Marguerite La Caze, “Political Trust, truthfulness, and sincerity". Marguerite’s paper on trust after genocide or civil war, looked at the Kantian view that we should always tell the truth even in the worst of situations, and it argued for a caring kind of political trust developed through a kind of reliance rather than defiance. She considered Kant’s work in Toward Perpetual Peace, which examines the minimal conditions for moving from a provisional state to a rightful one in order to gain insight into peace and sincerity in a political context.

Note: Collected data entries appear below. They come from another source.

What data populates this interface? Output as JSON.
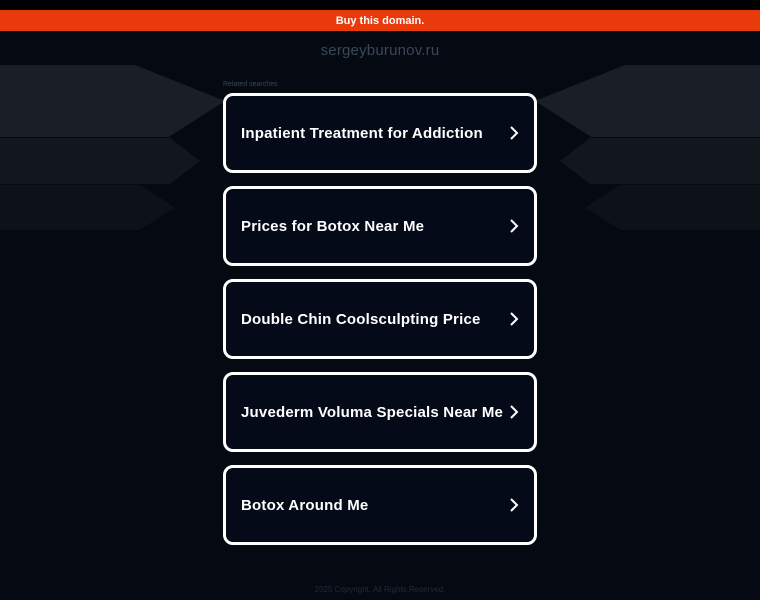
{
  "banner": {
    "label": "Buy this domain."
  },
  "site": {
    "domain": "sergeyburunov.ru"
  },
  "related": {
    "heading": "Related searches"
  },
  "links": [
    {
      "label": "Inpatient Treatment for Addiction"
    },
    {
      "label": "Prices for Botox Near Me"
    },
    {
      "label": "Double Chin Coolsculpting Price"
    },
    {
      "label": "Juvederm Voluma Specials Near Me"
    },
    {
      "label": "Botox Around Me"
    }
  ],
  "footer": {
    "text": "2025 Copyright. All Rights Reserved."
  },
  "colors": {
    "banner": "#e83a0a",
    "background": "#050a12",
    "card_border": "#ffffff"
  },
  "icons": {
    "link_arrow": "chevron-right-icon"
  }
}
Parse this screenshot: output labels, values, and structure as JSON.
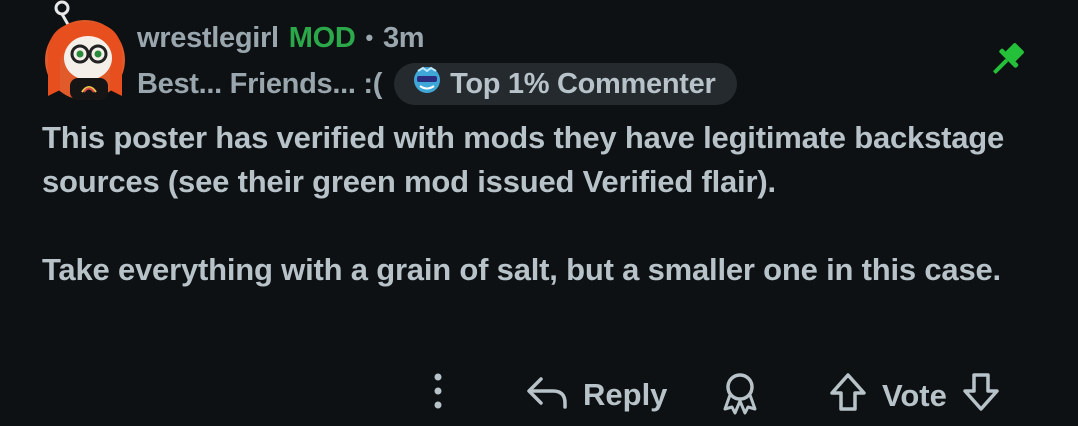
{
  "comment": {
    "username": "wrestlegirl",
    "mod_badge": "MOD",
    "separator": "•",
    "timestamp": "3m",
    "user_flair": "Best... Friends... :(",
    "badge_label": "Top 1% Commenter",
    "paragraphs": [
      "This poster has verified with mods they have legitimate backstage sources (see their green mod issued Verified flair).",
      "Take everything with a grain of salt, but a smaller one in this case."
    ]
  },
  "actions": {
    "reply_label": "Reply",
    "vote_label": "Vote"
  },
  "colors": {
    "background": "#0e1113",
    "mod_green": "#2ba84a",
    "pin_green": "#25c03a",
    "text": "#b7c3c9",
    "badge_bg": "#252a2e"
  },
  "icons": [
    "avatar",
    "pin-icon",
    "top-commenter-icon",
    "more-options-icon",
    "reply-icon",
    "award-icon",
    "upvote-icon",
    "downvote-icon"
  ]
}
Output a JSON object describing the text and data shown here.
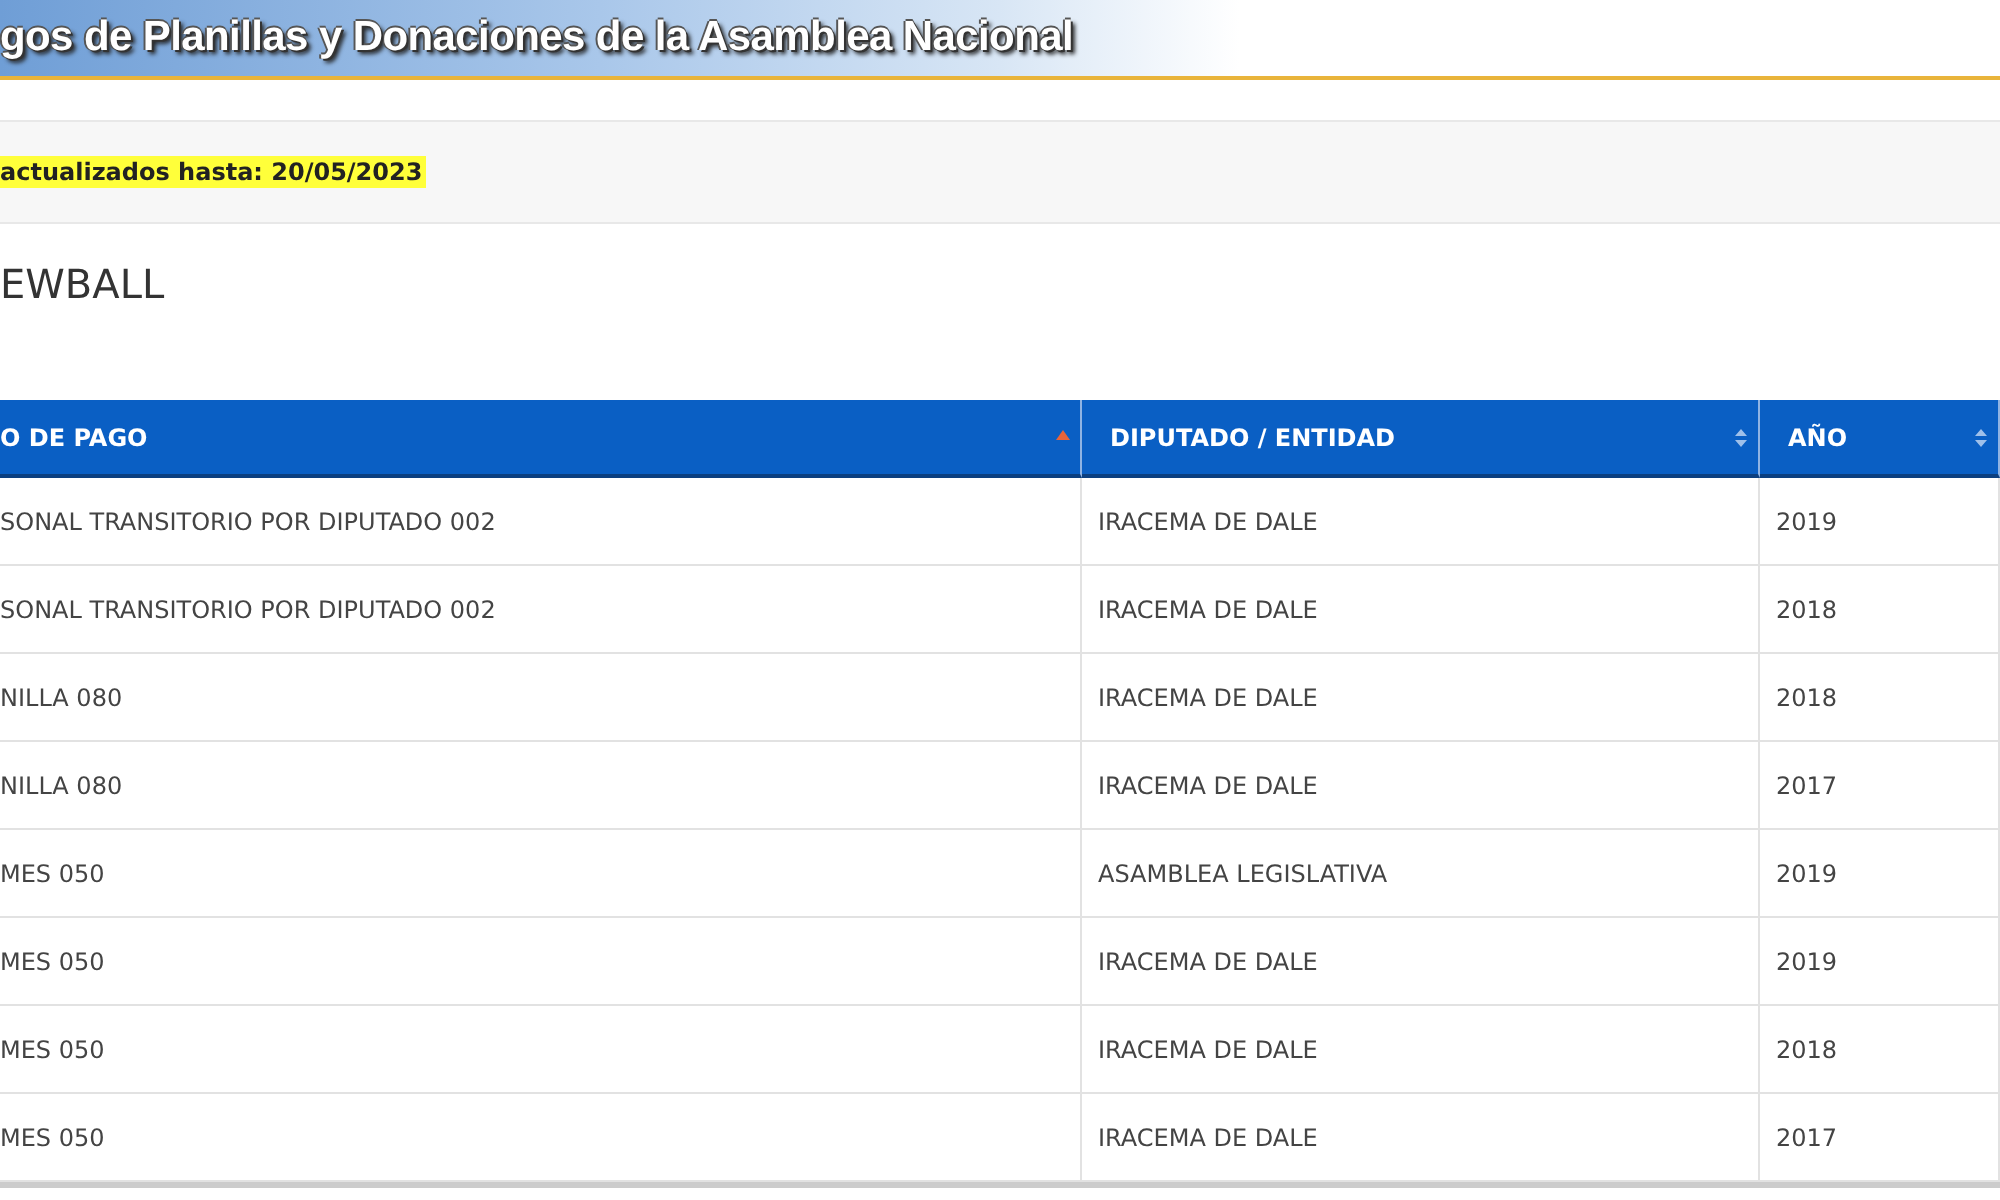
{
  "banner": {
    "title": "gos de Planillas y Donaciones de la Asamblea Nacional"
  },
  "notice": {
    "text": "actualizados hasta: 20/05/2023"
  },
  "heading": "EWBALL",
  "table": {
    "columns": [
      {
        "label": "O DE PAGO",
        "sorted": true
      },
      {
        "label": "DIPUTADO / ENTIDAD",
        "sorted": false
      },
      {
        "label": "AÑO",
        "sorted": false
      }
    ],
    "rows": [
      [
        "SONAL TRANSITORIO POR DIPUTADO 002",
        "IRACEMA DE DALE",
        "2019"
      ],
      [
        "SONAL TRANSITORIO POR DIPUTADO 002",
        "IRACEMA DE DALE",
        "2018"
      ],
      [
        "NILLA 080",
        "IRACEMA DE DALE",
        "2018"
      ],
      [
        "NILLA 080",
        "IRACEMA DE DALE",
        "2017"
      ],
      [
        "MES 050",
        "ASAMBLEA LEGISLATIVA",
        "2019"
      ],
      [
        "MES 050",
        "IRACEMA DE DALE",
        "2019"
      ],
      [
        "MES 050",
        "IRACEMA DE DALE",
        "2018"
      ],
      [
        "MES 050",
        "IRACEMA DE DALE",
        "2017"
      ]
    ]
  }
}
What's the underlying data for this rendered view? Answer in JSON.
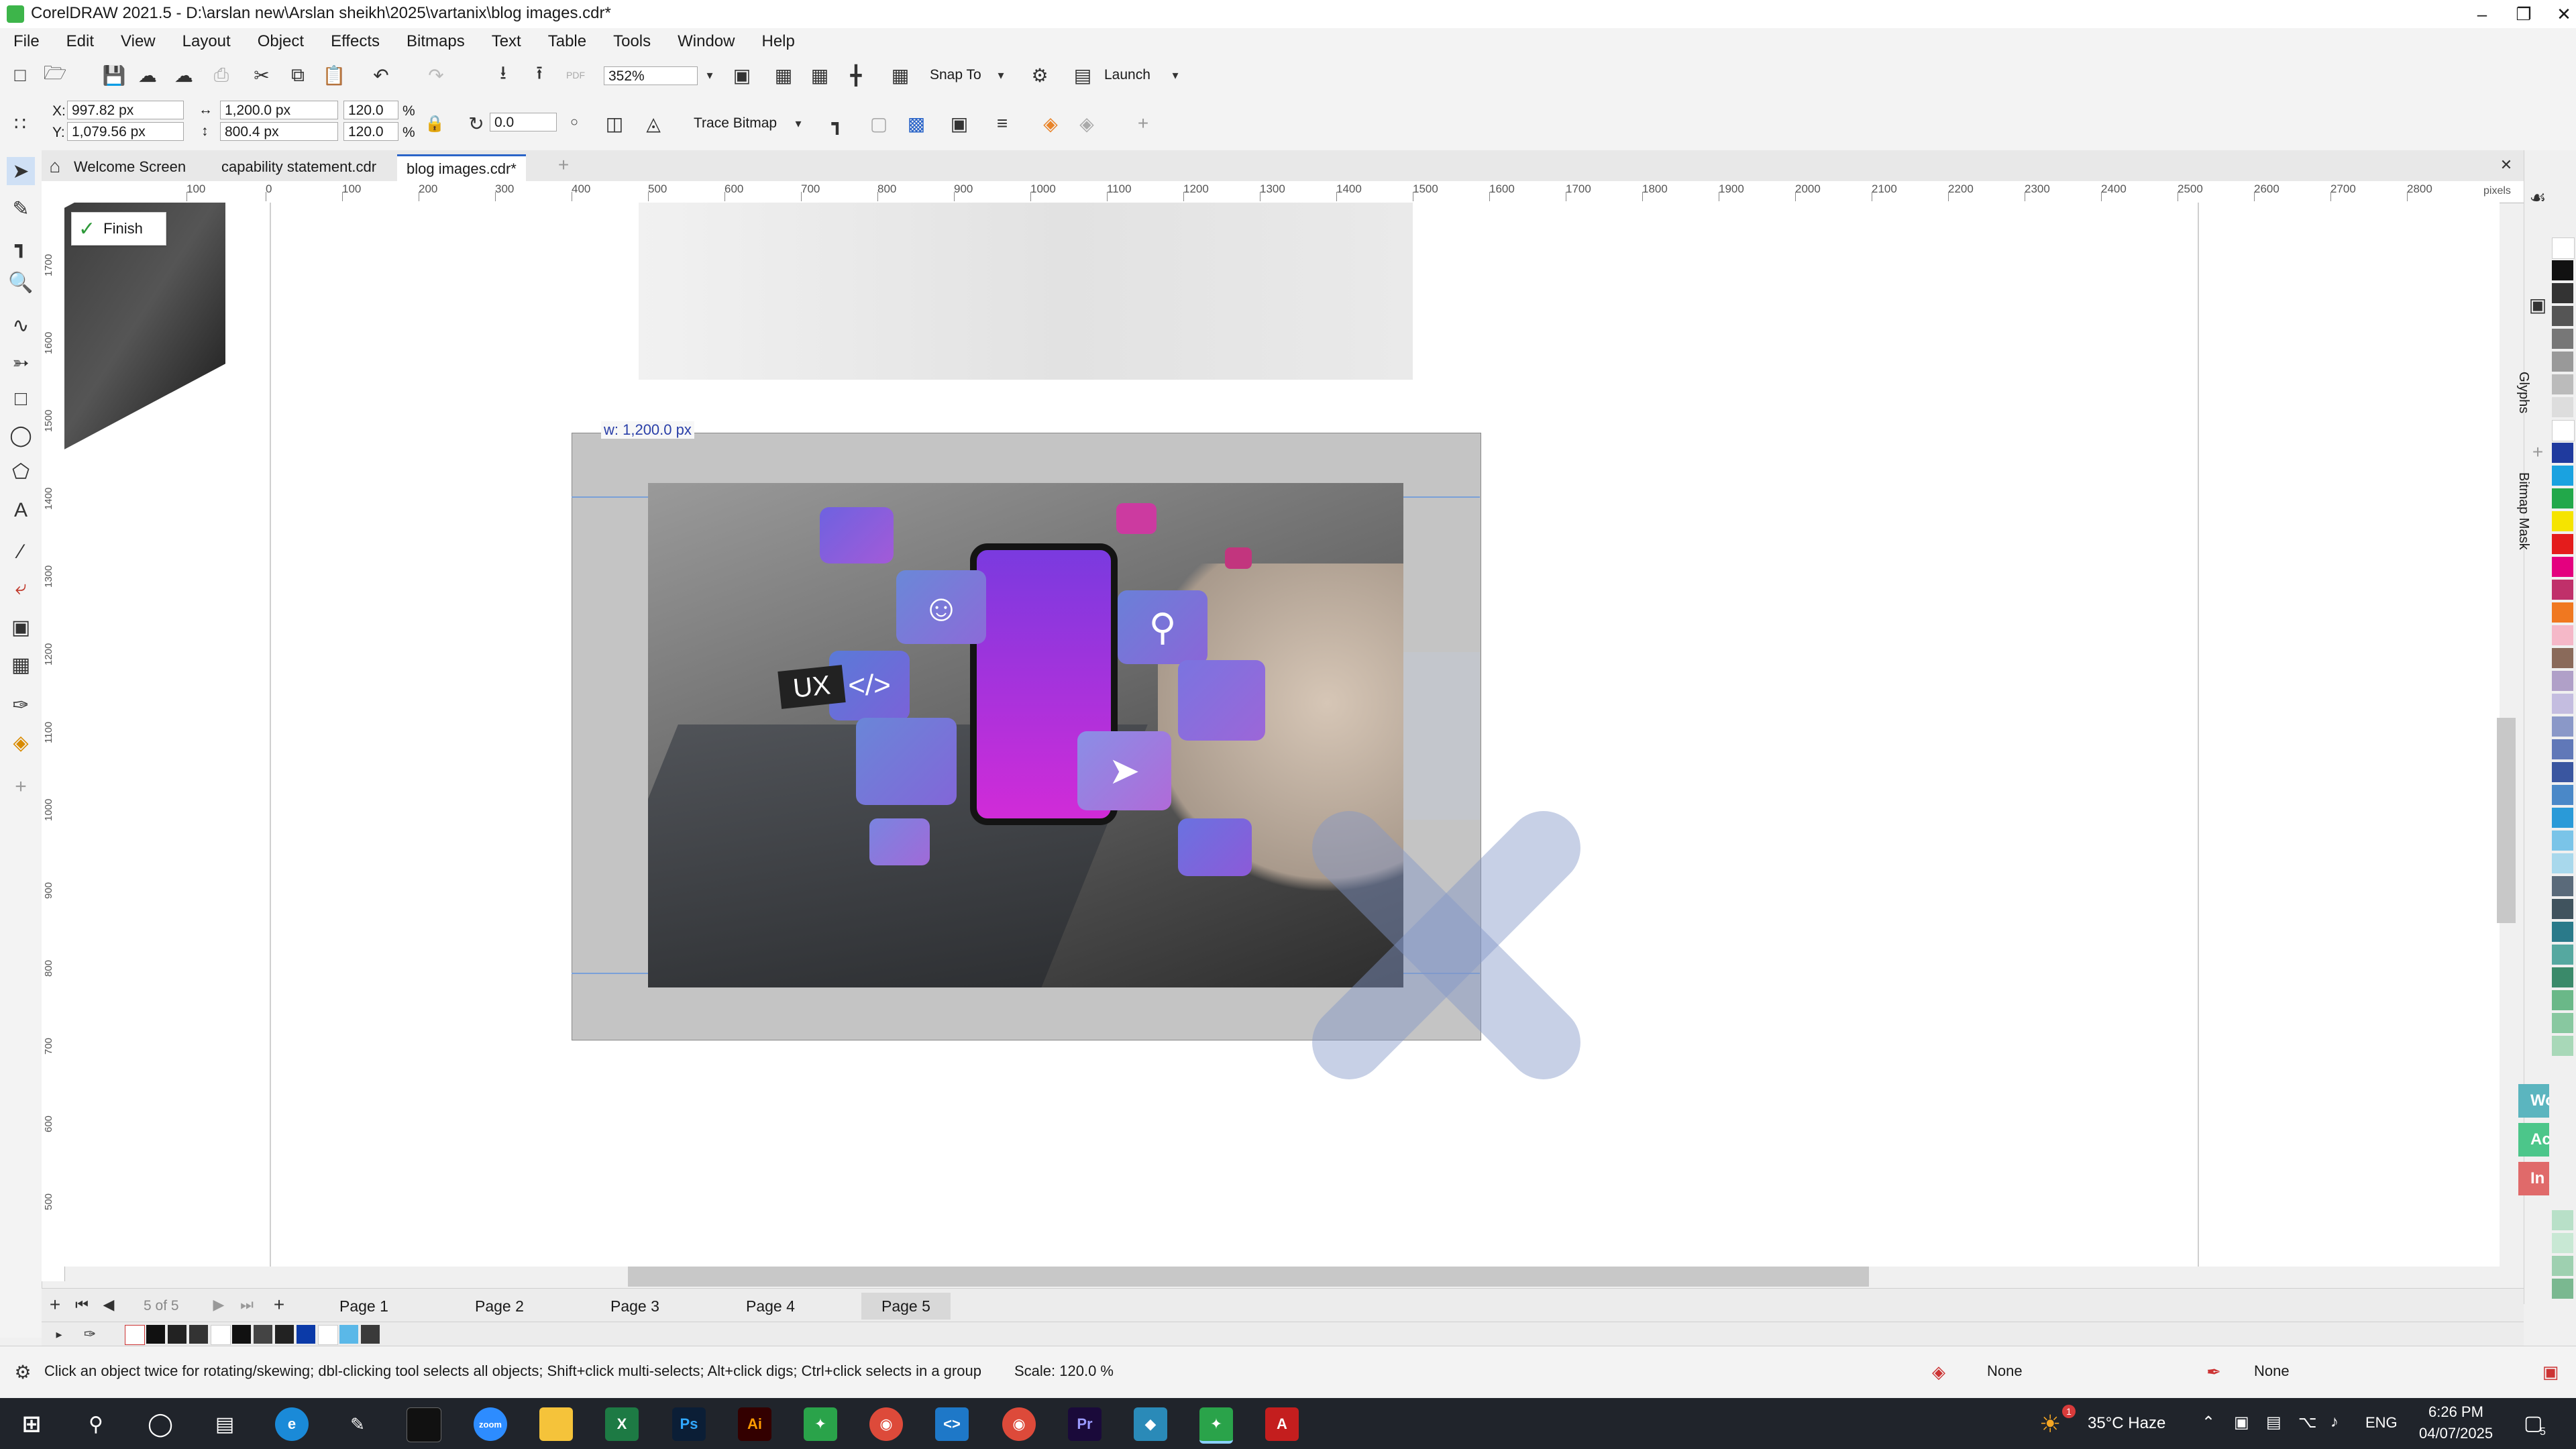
{
  "window": {
    "title": "CorelDRAW 2021.5 - D:\\arslan new\\Arslan sheikh\\2025\\vartanix\\blog images.cdr*"
  },
  "menu": [
    "File",
    "Edit",
    "View",
    "Layout",
    "Object",
    "Effects",
    "Bitmaps",
    "Text",
    "Table",
    "Tools",
    "Window",
    "Help"
  ],
  "toolbar": {
    "zoom": "352%",
    "snap_label": "Snap To",
    "launch_label": "Launch",
    "pdf_label": "PDF"
  },
  "props": {
    "x": "997.82 px",
    "y": "1,079.56 px",
    "w": "1,200.0 px",
    "h": "800.4 px",
    "scale_w": "120.0",
    "scale_h": "120.0",
    "pct": "%",
    "x_label": "X:",
    "y_label": "Y:",
    "rotation": "0.0",
    "trace_bitmap": "Trace Bitmap"
  },
  "tabs": [
    {
      "label": "Welcome Screen"
    },
    {
      "label": "capability statement.cdr"
    },
    {
      "label": "blog images.cdr*"
    }
  ],
  "ruler": {
    "unit": "pixels",
    "h_ticks": [
      "100",
      "0",
      "100",
      "200",
      "300",
      "400",
      "500",
      "600",
      "700",
      "800",
      "900",
      "1000",
      "1100",
      "1200",
      "1300",
      "1400",
      "1500",
      "1600",
      "1700",
      "1800",
      "1900",
      "2000",
      "2100",
      "2200",
      "2300",
      "2400",
      "2500",
      "2600",
      "2700",
      "2800"
    ],
    "v_ticks": [
      "1700",
      "1600",
      "1500",
      "1400",
      "1300",
      "1200",
      "1100",
      "1000",
      "900",
      "800",
      "700",
      "600",
      "500"
    ]
  },
  "canvas": {
    "finish_label": "Finish",
    "width_tooltip": "w: 1,200.0 px",
    "ux_label": "UX",
    "code_label": "</>"
  },
  "right_docker": {
    "glyphs": "Glyphs",
    "bitmap_mask": "Bitmap Mask"
  },
  "side_labels": [
    {
      "label": "Work",
      "color": "#5bb5bf"
    },
    {
      "label": "Active",
      "color": "#4cc68a"
    },
    {
      "label": "In Act",
      "color": "#e06a6a"
    }
  ],
  "pages": {
    "counter": "5 of 5",
    "tabs": [
      "Page 1",
      "Page 2",
      "Page 3",
      "Page 4",
      "Page 5"
    ]
  },
  "status": {
    "hint": "Click an object twice for rotating/skewing; dbl-clicking tool selects all objects; Shift+click multi-selects; Alt+click digs; Ctrl+click selects in a group",
    "scale": "Scale: 120.0 %",
    "fill": "None",
    "outline": "None"
  },
  "taskbar": {
    "weather": "35°C  Haze",
    "lang": "ENG",
    "time": "6:26 PM",
    "date": "04/07/2025",
    "notif": "5",
    "weather_badge": "1"
  },
  "colors": {
    "accent": "#2a64c8",
    "selection": "#3a64c8",
    "menu_bg": "#f3f3f3"
  }
}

Marguerite argued that in Kant’s view there must be such conditions for leaving a path open for peace, which can provide a model for thinking about building political trust after wars and other forms of conflict. She then spoke about the importance of truthfulness to trust. In the second section of the paper reference was made to Jean Améry, a Holocaust survivor whose trust in the world was lost “at the first blow.” Finally, Marguerite asked whether these conditions of trust obtain in post-genocide Rwanda. This situation shows that sometimes sincerity is not the most important thing, but truthfulness and the willingness to act as if we were sincere and thought others and the world are worthy of our trust, may be.
Roland Bleiker led a roundtable discussion on “Emotions and Post-Conflict Reconstruction”. Roland led the discussion by raising a series of questions concerning the relation between trust and emotions, since emotions are central to conflict and the resolution of conflict. He asked how we can break out of cycles of emotional conflict in order to trust, whether trust is an emotion, and should we understand trust as something conscious and amenable to conscious change, or pre-conscious and so more resistant to that kind of change.